The teachers’ union in Bridgewater and Raynham is planning to file a labor grievance that could block volunteers from keeping the school district’s libraries open.
Librarian positions were cut from the middle schools in both towns this year and their salaries channeled into hiring teachers to address bulging class sizes. Volunteer organizations stepped in to pick up the slack.
Anita Newman, president of the Bridgewater Raynham Education Association, last week confirmed the union’s plan to file a grievance with school principals. All schools whose libraries are being kept open by volunteers would be part of the grievance, she said.
“You’re putting unqualified people into the library who are not certified,’’ Newman said, calling it the basis of the planned grievance. “We don’t want to ruffle feathers, but you’re responsible for the children. We don’t use volunteers for recess or lunch either.’’
Newman said today that she is moving forward with the grievance process. “We’re in the fact-finding stage now, and I’ve already discussed it with the superintendent,” Newman said. “I love volunteers, but when they take the place of a teacher – and a librarian is a teacher – that’s a violation of the contract.”
Newman went on to say the school committee should have realized that using volunteers to fill in for professionals in the system was not allowed.
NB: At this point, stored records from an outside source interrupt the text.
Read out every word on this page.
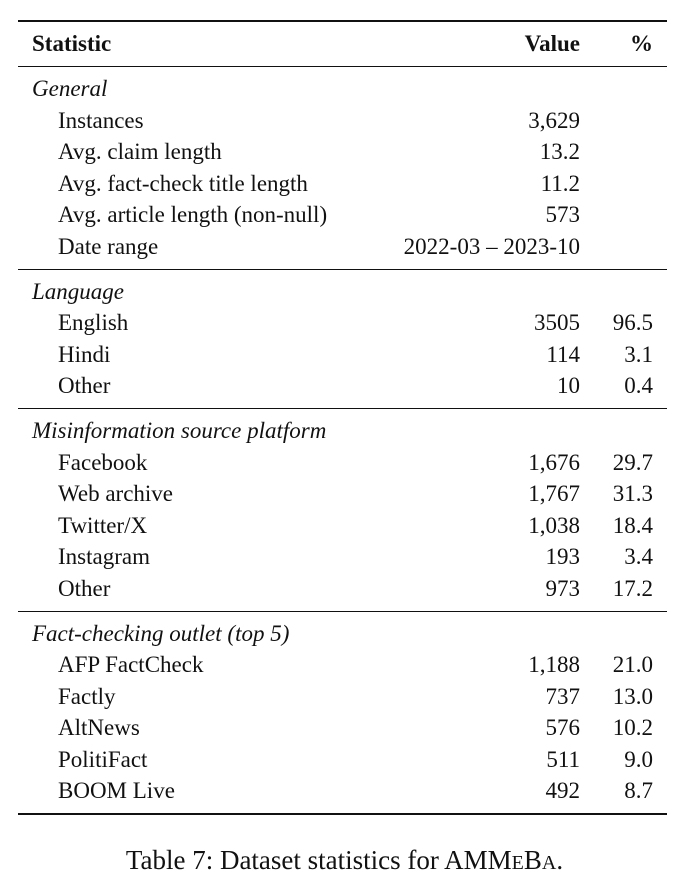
Statistic	Value %
General
Instances	3,629
Avg. claim length	13.2
Avg. fact-check title length	11.2
Avg. article length (non-null)	573
Date range	2022-03 – 2023-10
Language
English	3505 96.5
Hindi	114 3.1
Other	10 0.4
Misinformation source platform
Facebook	1,676 29.7
Web archive	1,767 31.3
Twitter/X	1,038 18.4
Instagram	193 3.4
Other	973 17.2
Fact-checking outlet (top 5)
AFP FactCheck	1,188 21.0
Factly	737 13.0
AltNews	576 10.2
PolitiFact	511 9.0
BOOM Live	492 8.7
Table 7: Dataset statistics for AMMEBA.
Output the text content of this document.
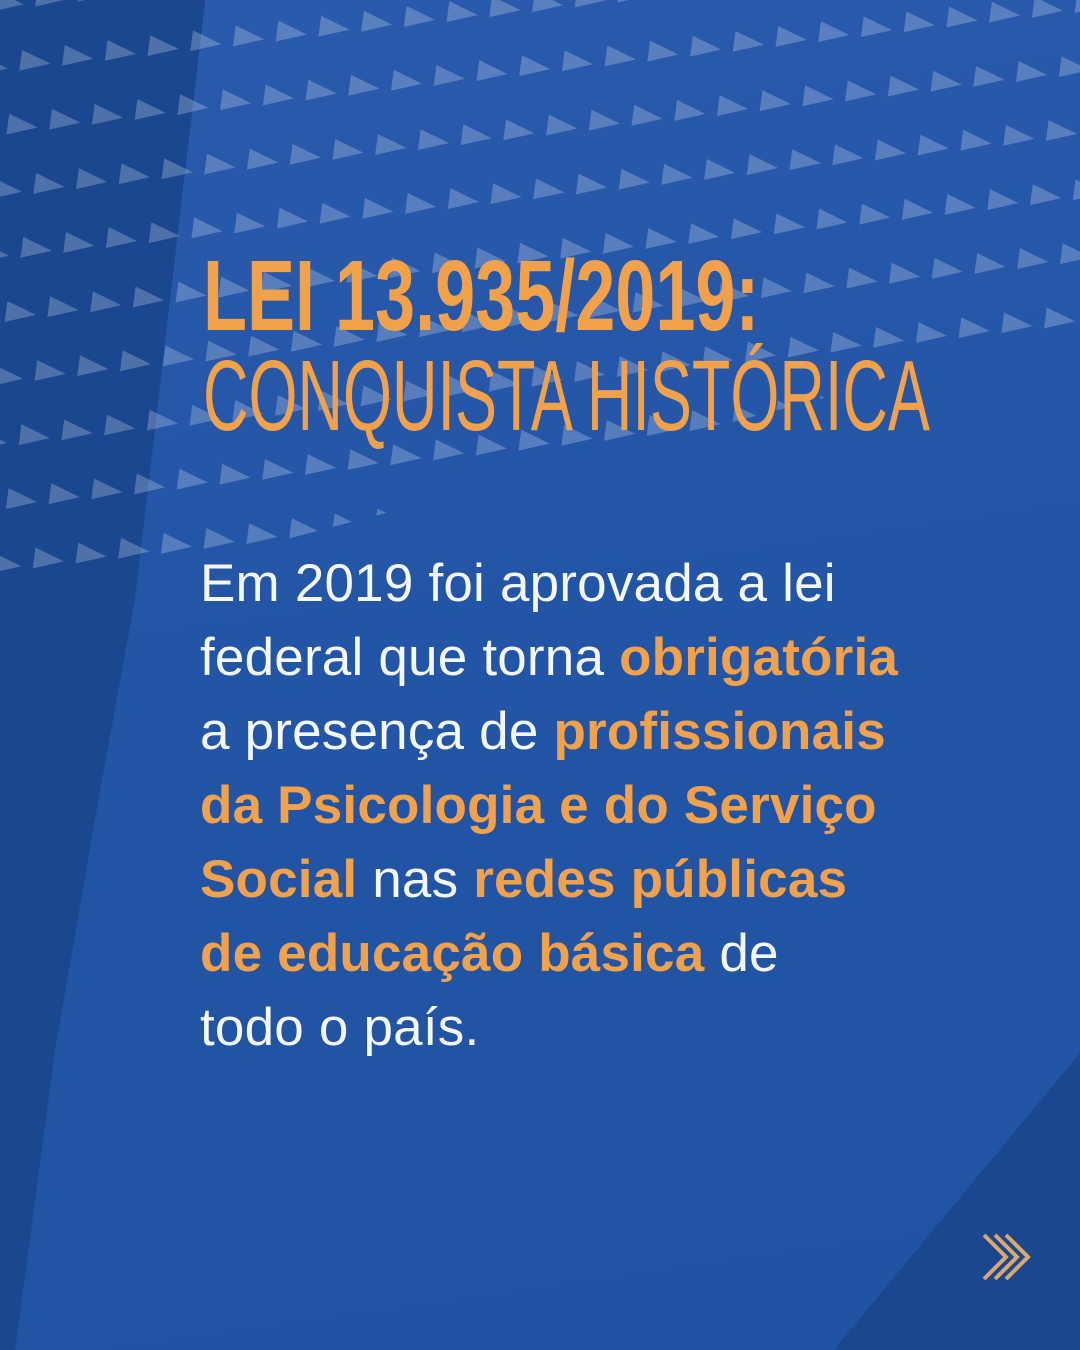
LEI 13.935/2019:
CONQUISTA HISTÓRICA

Em 2019 foi aprovada a lei

federal que torna obrigatória

a presença de profissionais

da Psicologia e do Serviço

Social nas redes públicas

de educação básica de

todo o país.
“The school committee doesn’t even know the contract,” Newman said. “This is a multi-million dollar operation being run by volunteers, since that’s what school committee members are.”
Some parents, who attended the Baker event, predict an outcry from residents in both Bridgewater and Raynham over the union's action. Among them was Bridgewater resident Merry Boegner, who had turned out with her two pre-schoolers.
"I think it's disgraceful," Boegner said. "We're in economic times where we need to be creative. We do the same at home with our families. Here, you have people willing to help out, and you don't want it."
Bridgewater resident Bill Rivers also has two preschoolers. “This matters to me as someone who will have children in school,” Rivers said. “The teachers have taken a very short-sighting stance.”
One Bridgewater former selectwoman predicted this latest action by the union may change some minds. “This will finally make the parents wake up to see how they are being used by the teachers,” said Marybeth Lawton.
Both Bridgewater and Raynham passed overrides last Spring that benefited the regional school district. Voters were told “it was for the kids,” noted Lawton. “They got their money,” Lawton said. “Now if this is really about the kids, let it be for the kids.”
Newman, meanwhile, expressed surprise at the attention the union’s planned grievance has drawn. “I was hoping this wouldn’t become a tempest in a teapot, but it did.”
Regional school superintendent Jacqueline Forbes plans to continue with volunteers in the libraries while trying to settle the matter with teachers. “Volunteers are essential to assist and help us,” Forbes said.